Due to these factors, a condo owner should expect a rate of return in excess of the stock market. The key source of return in a condo investment is (i) price appreciation, amplified by (ii) the use of a mortgage. This means that we are able to gain ownership of the condo even though we only put a minority of the capital down, and that every 1% of price appreciation results in a more than 1% of return to the investor. Notably, the reverse is also true – thus making leverage a risky proposition for which we should demand extra return, regardless of the asset we invest in.

Given the factors above, let’s say that we expect a return of 12-15% per annum over the long-run for our condo.

When we model this out, we are implicitly relying on condo price appreciation of 6% to 9% per annum over 25 years to meet our return hurdle.

This is where the math of condo purchases often falls apart. Is the minimum assumption of 6-9% price appreciation for annum, over 25 years, reasonable? That is a judgement call. Over the last 20 years – a major boom period for condo (and other real estate) investment in Toronto – price appreciation hasaveraged 5.1%.

What is to come? Who knows, but here are some recent headlines:

“Condo prices could be in for a prolonged period of much more subdued growth, even stagnation for smaller units, while detached home prices push higher through the end of the decade.”

– Robert Kavcic, Bank of Montreal economist, April 2015

“Intense competition has pushed the average price of a detached house over $1-million, while a flood of newly built condos, many of them aimed at investors, has kept prices flat.”

– Globe & Mail, March 2015

Note that these headlines do not imply a crash (in my view, an overblown concern – but that’s another post), or a shutdown in new condo construction. What they do imply is that condo investment has highly questionable financial grounding. My belief is that pricing growth in excess of steady-state economic growth, and in excess of pricing growth experienced during a protracted boom, is not a reasonable long-term investment assumption. Therefore, I’m a long-time renter. I love my lifestyle, and I can love it with a free conscience while investing in the equity markets instead.

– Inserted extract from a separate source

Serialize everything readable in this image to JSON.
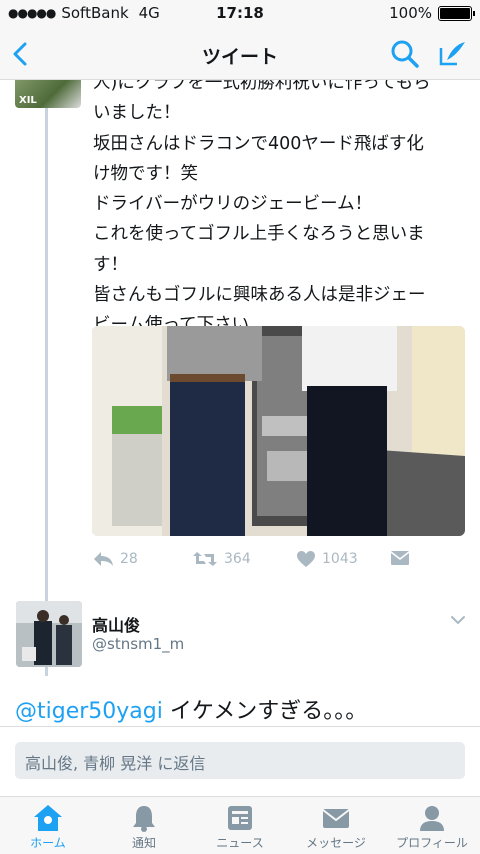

So when you invite me to your condo-warming party, just know that I will give you my customary condo-warming gift (it’s an air mattress, for those nights when suburbanites want to crash). I will love the views from your balcony, share laughs with you throughout the evening, and wish you much happiness in your new home.

One favour to ask, though: please don’t tell me you made the best choice for your financial future.